After every show or really during the show I begin to think about where I want to take the show and myself next.

This time I wasn’t quite sure though I had a feeling it would be to not make plans quite yet for the next show.

I took a morning to myself and went to my local bookstore the day or two after the show concluded and bought “The Big Disconnect” by Catherine Steiner-Adair.


I will admit, that I have probably read 1 other book since all three of my kids have been born. OK, maybe 3 but that’s it.

This book has really both disturbed me and motivated me to make some changes.

On the front jacket the book says “Protecting Childhood and Family Relationships in the Digital Age.” The photo’s artwork just screamed at me at the bookstore. Yes, yes, that’s where I need to dive into next.

Technology is driving me crazy.

Ironically, I built Expressing Motherhood due to technology, taking submissions via email during my kids nap time. But I didn’t have an iPhone and I didn’t even use Twitter. I was against it and mocked my good friend and mom who loved their iPhones. Then of course I got hooked and began using Twitter, Instagram and our ExMo Facebook account with regularity.

Cut to my children, turning and staring at my hands and then my eyes.

Not my eyes first.

It makes me sick. Literally.

I even have stopped chatting on the phone with my closest friends. And do I feel more connected. Hell no. I am lonely as fudge(censored.)

Ahh, I have so many thoughts and yet I want to call my friend tonight and watch The Bachelor so I’m just going to throw them out there.

Here are a few of the passages I underlined, I’m not all the way through the book, I have to put it down from time to time as I become unnerved.

“When texting begin to take the place of substantive in-person conversations for any of us, we are training the language and speech centers of our brain for a new, unnatural, and superficial model of connection.” (The Big Disconnect)

That really concerns me in regards to kids.

“…kids are developing a seriously disordered understanding of what it means to truly communicate: to hear a voice, process the incoming and outgoing messages, engage directly with someone that way.” (The Big Disconnect)

The author talks about how teens deem phone conversations too personal! That really freaks me out.

“As our kids have grown accustomed to the detached and superficial quality of texting and online messaging, they have become to averse to spontaneous conversation…They describe a phone conversation, even with a friend, as “too intense,” or “so intrusive.” (The Big Disconnect)

She talks about how our phone usage as parents effects our little ones. How they see it as whoever their mom and dad is talking to is so much more important then them. The almighty phone. She explains that being ignored so much is similar to the feelings a child of a narcissist encounter. And that’s not good. Trust me on that one.

OK, I might have lost some of you, I’m not yelling I swear, I’m just frightened and intrigued.
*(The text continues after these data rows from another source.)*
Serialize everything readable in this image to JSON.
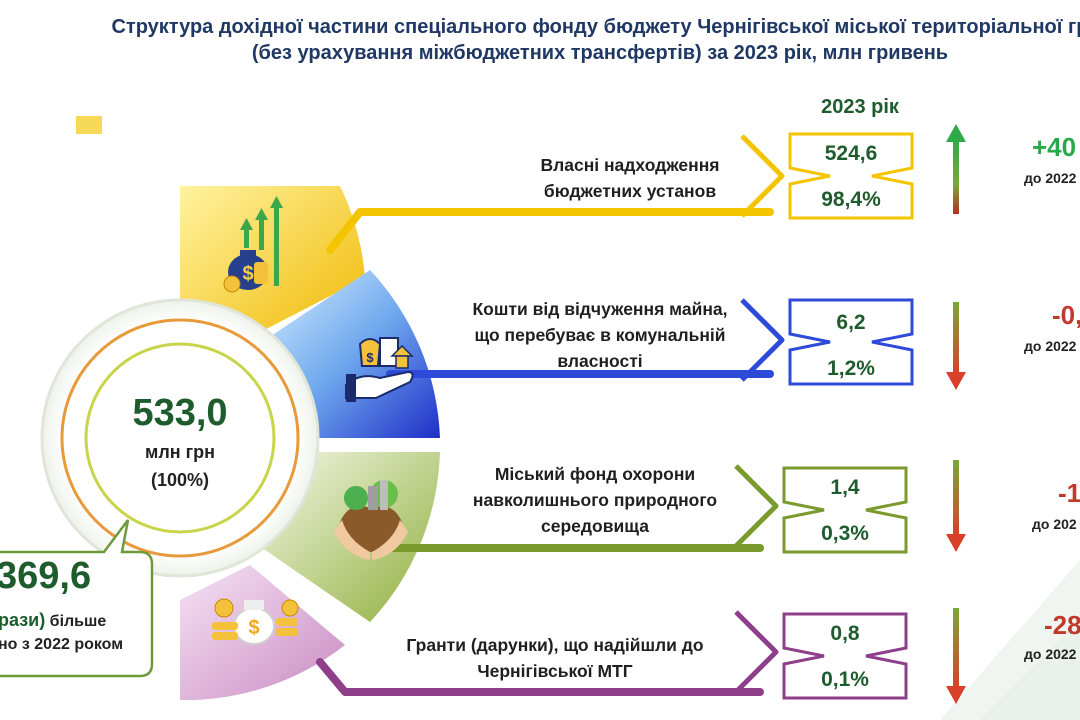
{
  "header": {
    "title_line1": "Структура дохідної частини спеціального фонду бюджету Чернігівської міської територіальної гр",
    "title_line2_a": "(без урахування міжбюджетних трансфертів) ",
    "title_line2_b": "за 2023 рік",
    "title_line2_c": ", млн гривень"
  },
  "year_label": "2023 рік",
  "center": {
    "value": "533,0",
    "unit": "млн грн",
    "share": "(100%)"
  },
  "bubble": {
    "value": "369,6",
    "line1_hl": "рази)",
    "line1_rest": " більше",
    "line2": "но з 2022 роком"
  },
  "colors": {
    "yellow": "#f5c400",
    "blue": "#2e4ad8",
    "green": "#7a9a2e",
    "purple": "#8e3f8a",
    "value_text": "#1e5c2e",
    "increase": "#2aa84a",
    "decrease": "#c0392b"
  },
  "chart_data": {
    "type": "table",
    "title": "Структура дохідної частини спеціального фонду бюджету Чернігівської міської територіальної гр (без урахування міжбюджетних трансфертів) за 2023 рік, млн гривень",
    "total": 533.0,
    "categories": [
      "Власні надходження бюджетних установ",
      "Кошти від відчуження майна, що перебуває в комунальній власності",
      "Міський фонд охорони навколишнього природного середовища",
      "Гранти (дарунки), що надійшли до Чернігівської МТГ"
    ],
    "series": [
      {
        "name": "2023 рік",
        "values": [
          524.6,
          6.2,
          1.4,
          0.8
        ]
      }
    ],
    "shares_percent": [
      98.4,
      1.2,
      0.3,
      0.1
    ]
  },
  "rows": [
    {
      "label_lines": [
        "Власні надходження",
        "бюджетних установ"
      ],
      "value": "524,6",
      "share": "98,4%",
      "change": "+40",
      "change_sub": "до 2022",
      "direction": "up",
      "color": "#f5c400",
      "icon": "money-growth-icon"
    },
    {
      "label_lines": [
        "Кошти від відчуження майна,",
        "що перебуває в комунальній",
        "власності"
      ],
      "value": "6,2",
      "share": "1,2%",
      "change": "-0,",
      "change_sub": "до 2022",
      "direction": "down",
      "color": "#2e4ad8",
      "icon": "property-sale-icon"
    },
    {
      "label_lines": [
        "Міський фонд охорони",
        "навколишнього природного",
        "середовища"
      ],
      "value": "1,4",
      "share": "0,3%",
      "change": "-1",
      "change_sub": "до 202",
      "direction": "down",
      "color": "#7a9a2e",
      "icon": "environment-icon"
    },
    {
      "label_lines": [
        "Гранти (дарунки), що надійшли до",
        "Чернігівської МТГ"
      ],
      "value": "0,8",
      "share": "0,1%",
      "change": "-28",
      "change_sub": "до 2022",
      "direction": "down",
      "color": "#8e3f8a",
      "icon": "grant-money-icon"
    }
  ]
}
So this weekend I didn’t carry my phone with me.

And we had.

The best three days.

We have ever had.

Me and my three kids that is.

We were lost in play. Yesterday, due to our gorgeous, drought of a Winter I wanted to capture pushing my girl in the swing so badly. It was a perfect, perfect moment. I ran inside and thought I could hide the phone and quickly snap from behind.

Full storage, read my phone. I tried to delete stuff to make space. I took up time. It took my attention.

My 2 and 1/2 year-old sailed back and forth and said, “No touch the phone mommy.”

I said OK, no touch.

Then she said, “Touch me mommy.”

I did not make that up.

Yesterday I headed out to go see The Book of Mormon and I arrived early so I sat and had a glass of wine at the W Hotel.

Everyone was on their phone. Even people who were with their friends. It was creepy.

Really, really creepy.

A woman even Facetimed someone!!!! She put her ear buds in and did it.

I will never forget when I was 25 and had to wait for someone at a swanky place on Sunset Boulevard. I sat for about 40 minutes and finally a man came over and said, “You wait very gracefully.”

I said thank you and laughed and he walked away.

It was an intimate moment.

He had observed me I guess. Just sitting. It was pre-iPhone, remember I’m a dinosaur.

At any rate, how will our kids learn to wait I wonder?

The author talks about how we give off the vibe to people that they aren’t very important when we are on our phones and that makes me very sad for our children. I loved and still do love interacting with strangers.

She even addresses giving screens to our kids so we can run errands. Handing them to our kids so they don’t cry.

“When we hand our baby a touch screen to keep her occupied or entertained, she’s missing the opportunity to engage herself-litearlly, to engage with her own inner self, her feelings and processes for learning and adapting in the moment.”

OK, the Bachelor has started. I suddenly am saying to myself are you preaching here? I’m not, I’m just needing to rap out about this book and about where I find myself.

Oh but before I forget, the part that really gets me is when she reminds us to reach out and hug the ones we love first thing in the morning rather then reach for our iPhones.

I am going to set a date, place and time for a Book Club to discuss this book. So read it if you want to meet and discuss. I’ll plan it tomorrow.